Just as the website suggests, UT attendance policy is largely determined at the discretion of individual professors and colleges. However, without a regulatory body, students are left with varying attendance expectations. Some drive students to make detrimental health choices and are based on classist notions that all students have similar access to resources. To solve this, the University needs to establish a uniform attendance policy.
For example, the foreign language departments at UT are infamous for their strict policies regarding attendance. Last spring, I attended my Spanish classes with a fever of 104 degrees Fahrenheit for three days before going to the doctor. Just like many other students, I delayed going to the doctor because I was more worried about the repercussions of missing school than my own health. Once I was finally able to go to the doctor, I was diagnosed with the flu.
Even though I was potentially contagious, I still had to attend class. I sank down in my seat in the back corner of my Spanish class with a mask over my face. Despite being feverish and suffering from chills, body aches, fatigue and loss of appetite, I attended class. Although a doctor’s note allows students to possibly make up missed work — depending on the professor and assignment — doctor’s visits still count toward overall absences.
Students who go over the allotted three-class absences receive a deduction of two points from their overall class grade per additional missed class at the end of the semester.
Athletic training junior Alex McCord said she has also gone to class while sick because of strict attendance policies.
“I’ve literally gone to class sick before,” McCord said. “People feel like they have to go to class, so even when they’re sick, they still go.”
Forcing students to choose between getting well and attending class because of unforgiving attendance policies shows a blatant disregard for the well-being of students, both sick and otherwise.
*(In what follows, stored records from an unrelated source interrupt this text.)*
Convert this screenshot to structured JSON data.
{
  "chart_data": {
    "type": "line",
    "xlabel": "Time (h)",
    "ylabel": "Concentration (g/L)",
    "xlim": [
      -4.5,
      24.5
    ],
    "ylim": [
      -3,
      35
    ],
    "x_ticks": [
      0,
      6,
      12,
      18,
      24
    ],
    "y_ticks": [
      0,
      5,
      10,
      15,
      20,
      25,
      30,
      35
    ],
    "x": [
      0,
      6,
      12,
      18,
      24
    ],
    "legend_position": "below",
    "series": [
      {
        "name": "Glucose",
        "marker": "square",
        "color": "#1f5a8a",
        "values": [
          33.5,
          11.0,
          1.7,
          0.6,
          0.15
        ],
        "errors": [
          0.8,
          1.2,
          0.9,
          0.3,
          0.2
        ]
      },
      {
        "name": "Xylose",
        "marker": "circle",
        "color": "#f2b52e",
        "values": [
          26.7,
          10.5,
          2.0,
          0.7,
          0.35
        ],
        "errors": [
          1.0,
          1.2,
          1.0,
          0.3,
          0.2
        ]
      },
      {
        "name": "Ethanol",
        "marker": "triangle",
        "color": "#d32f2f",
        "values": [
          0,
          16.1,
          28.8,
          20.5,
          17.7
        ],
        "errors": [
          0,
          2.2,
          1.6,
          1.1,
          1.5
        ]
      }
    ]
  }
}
The logic behind having attendance policies that force students to attend class even while ill is irrational; students who attend classes while sick facilitate the spread of sickness, which can lead to outbreaks in the student body.
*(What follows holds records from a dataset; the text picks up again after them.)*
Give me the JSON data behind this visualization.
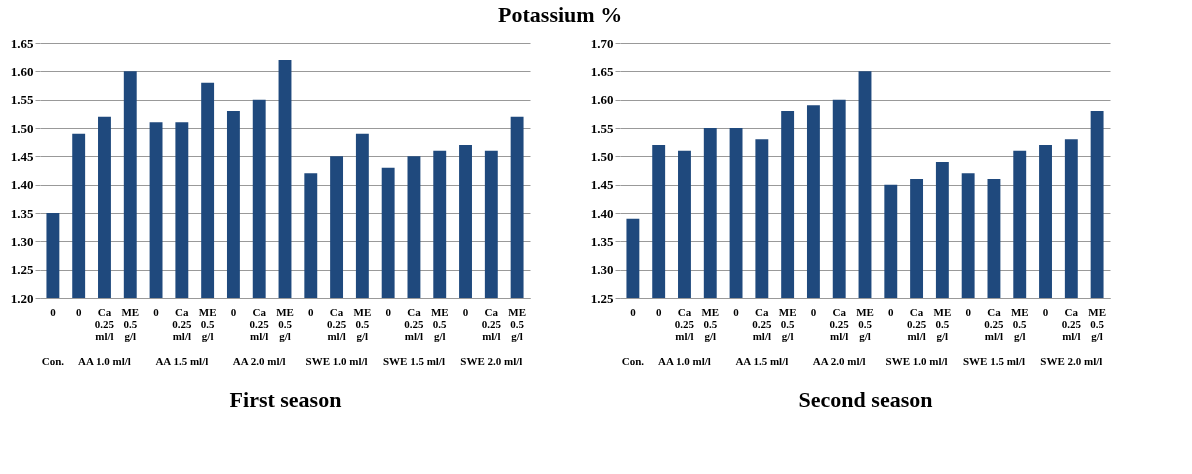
{
  "chart_data": [
    {
      "type": "bar",
      "title": "Potassium %",
      "xlabel": "First season",
      "categories": [
        "0",
        "0",
        "Ca 0.25 ml/l",
        "ME 0.5 g/l",
        "0",
        "Ca 0.25 ml/l",
        "ME 0.5 g/l",
        "0",
        "Ca 0.25 ml/l",
        "ME 0.5 g/l",
        "0",
        "Ca 0.25 ml/l",
        "ME 0.5 g/l",
        "0",
        "Ca 0.25 ml/l",
        "ME 0.5 g/l",
        "0",
        "Ca 0.25 ml/l",
        "ME 0.5 g/l"
      ],
      "values": [
        1.35,
        1.49,
        1.52,
        1.6,
        1.51,
        1.51,
        1.58,
        1.53,
        1.55,
        1.62,
        1.42,
        1.45,
        1.49,
        1.43,
        1.45,
        1.46,
        1.47,
        1.46,
        1.52
      ],
      "color": "#1f497d",
      "ylim": [
        1.2,
        1.65
      ],
      "yticks": [
        {
          "value": 1.2,
          "label": "1.20"
        },
        {
          "value": 1.25,
          "label": "1.25"
        },
        {
          "value": 1.3,
          "label": "1.30"
        },
        {
          "value": 1.35,
          "label": "1.35"
        },
        {
          "value": 1.4,
          "label": "1.40"
        },
        {
          "value": 1.45,
          "label": "1.45"
        },
        {
          "value": 1.5,
          "label": "1.50"
        },
        {
          "value": 1.55,
          "label": "1.55"
        },
        {
          "value": 1.6,
          "label": "1.60"
        },
        {
          "value": 1.65,
          "label": "1.65"
        }
      ],
      "grid": "y",
      "annotations": [
        "Con.",
        "AA 1.0 ml/l",
        "AA 1.5 ml/l",
        "AA 2.0 ml/l",
        "SWE 1.0 ml/l",
        "SWE 1.5 ml/l",
        "SWE 2.0 ml/l"
      ]
    },
    {
      "type": "bar",
      "xlabel": "Second season",
      "categories": [
        "0",
        "0",
        "Ca 0.25 ml/l",
        "ME 0.5 g/l",
        "0",
        "Ca 0.25 ml/l",
        "ME 0.5 g/l",
        "0",
        "Ca 0.25 ml/l",
        "ME 0.5 g/l",
        "0",
        "Ca 0.25 ml/l",
        "ME 0.5 g/l",
        "0",
        "Ca 0.25 ml/l",
        "ME 0.5 g/l",
        "0",
        "Ca 0.25 ml/l",
        "ME 0.5 g/l"
      ],
      "values": [
        1.39,
        1.52,
        1.51,
        1.55,
        1.55,
        1.53,
        1.58,
        1.59,
        1.6,
        1.65,
        1.45,
        1.46,
        1.49,
        1.47,
        1.46,
        1.51,
        1.52,
        1.53,
        1.58
      ],
      "color": "#1f497d",
      "ylim": [
        1.25,
        1.7
      ],
      "yticks": [
        {
          "value": 1.25,
          "label": "1.25"
        },
        {
          "value": 1.3,
          "label": "1.30"
        },
        {
          "value": 1.35,
          "label": "1.35"
        },
        {
          "value": 1.4,
          "label": "1.40"
        },
        {
          "value": 1.45,
          "label": "1.45"
        },
        {
          "value": 1.5,
          "label": "1.50"
        },
        {
          "value": 1.55,
          "label": "1.55"
        },
        {
          "value": 1.6,
          "label": "1.60"
        },
        {
          "value": 1.65,
          "label": "1.65"
        },
        {
          "value": 1.7,
          "label": "1.70"
        }
      ],
      "grid": "y",
      "annotations": [
        "Con.",
        "AA 1.0 ml/l",
        "AA 1.5 ml/l",
        "AA 2.0 ml/l",
        "SWE 1.0 ml/l",
        "SWE 1.5 ml/l",
        "SWE 2.0 ml/l"
      ]
    }
  ]
}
But who is really affected when sickness begins to spread? While some people have health insurance and can afford to visit the doctor every time they are sick, what about the people without that same access to medical help? What about those who have insurance but cannot afford their copay?
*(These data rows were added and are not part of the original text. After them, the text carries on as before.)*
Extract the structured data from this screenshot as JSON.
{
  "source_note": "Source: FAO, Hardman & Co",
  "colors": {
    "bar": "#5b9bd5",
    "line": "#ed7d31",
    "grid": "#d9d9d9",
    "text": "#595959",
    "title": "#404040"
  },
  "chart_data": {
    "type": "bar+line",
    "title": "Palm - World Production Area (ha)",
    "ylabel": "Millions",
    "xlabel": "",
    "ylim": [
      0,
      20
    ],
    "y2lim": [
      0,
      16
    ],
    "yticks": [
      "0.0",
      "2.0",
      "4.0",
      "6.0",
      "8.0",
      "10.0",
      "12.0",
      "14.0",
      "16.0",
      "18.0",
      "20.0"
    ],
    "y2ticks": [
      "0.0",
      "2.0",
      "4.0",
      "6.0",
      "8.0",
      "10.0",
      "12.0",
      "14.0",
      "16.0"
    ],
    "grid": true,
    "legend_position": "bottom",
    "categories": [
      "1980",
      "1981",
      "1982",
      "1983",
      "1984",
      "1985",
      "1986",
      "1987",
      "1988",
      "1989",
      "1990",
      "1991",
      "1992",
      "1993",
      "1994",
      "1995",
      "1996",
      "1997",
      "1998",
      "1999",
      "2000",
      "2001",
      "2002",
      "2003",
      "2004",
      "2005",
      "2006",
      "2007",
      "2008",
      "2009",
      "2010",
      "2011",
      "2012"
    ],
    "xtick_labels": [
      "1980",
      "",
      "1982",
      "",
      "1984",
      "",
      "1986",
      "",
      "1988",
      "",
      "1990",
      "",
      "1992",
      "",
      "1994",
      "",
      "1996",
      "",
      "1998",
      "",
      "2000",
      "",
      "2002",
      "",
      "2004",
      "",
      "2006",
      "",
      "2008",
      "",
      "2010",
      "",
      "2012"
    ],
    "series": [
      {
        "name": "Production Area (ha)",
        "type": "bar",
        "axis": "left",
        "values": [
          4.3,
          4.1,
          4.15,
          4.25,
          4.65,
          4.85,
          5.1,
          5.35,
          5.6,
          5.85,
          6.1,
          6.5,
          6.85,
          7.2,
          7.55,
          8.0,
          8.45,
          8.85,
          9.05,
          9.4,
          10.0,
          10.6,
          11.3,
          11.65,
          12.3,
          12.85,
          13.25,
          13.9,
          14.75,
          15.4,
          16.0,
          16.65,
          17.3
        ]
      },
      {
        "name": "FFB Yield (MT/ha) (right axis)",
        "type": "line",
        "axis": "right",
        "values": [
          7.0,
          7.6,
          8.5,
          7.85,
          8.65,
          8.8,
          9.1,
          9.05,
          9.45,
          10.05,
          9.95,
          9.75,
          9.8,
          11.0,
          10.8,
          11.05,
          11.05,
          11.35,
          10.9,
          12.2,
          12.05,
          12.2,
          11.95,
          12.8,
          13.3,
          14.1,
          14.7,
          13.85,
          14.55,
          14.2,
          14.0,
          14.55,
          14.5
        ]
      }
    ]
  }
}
Expecting that students bring in a doctor’s note every time they are sick, even if just for one day, highlights the cultural chasm between — and the privilege of — the people who propose these guidelines and those who must follow them. The reality is that many students are not able to afford visiting a doctor every time they are sick. They must act as their own doctors and nurses in the hope of getting better. If they are not doing better in a few days, then — and only then — do they go to the doctor.
Classism and racism work as instruments of one another. The classist assumptions made by certain policies, such as the attendance policy in question, reiterate problems of inclusivity on campus and work to reinforce hierarchical systems. These policies, though meant to increase student success, have the opposite effect on those who need the most help. It could be a mistake. Or, these rules could be a reflection of their writers. The exclusion could be because these rules were not written with certain groups of students in mind.
It is time to rewrite attendance policies on campus. We must have attendance policies that support and uplift all students within the University.
Williams is an international business junior from Fort Worth.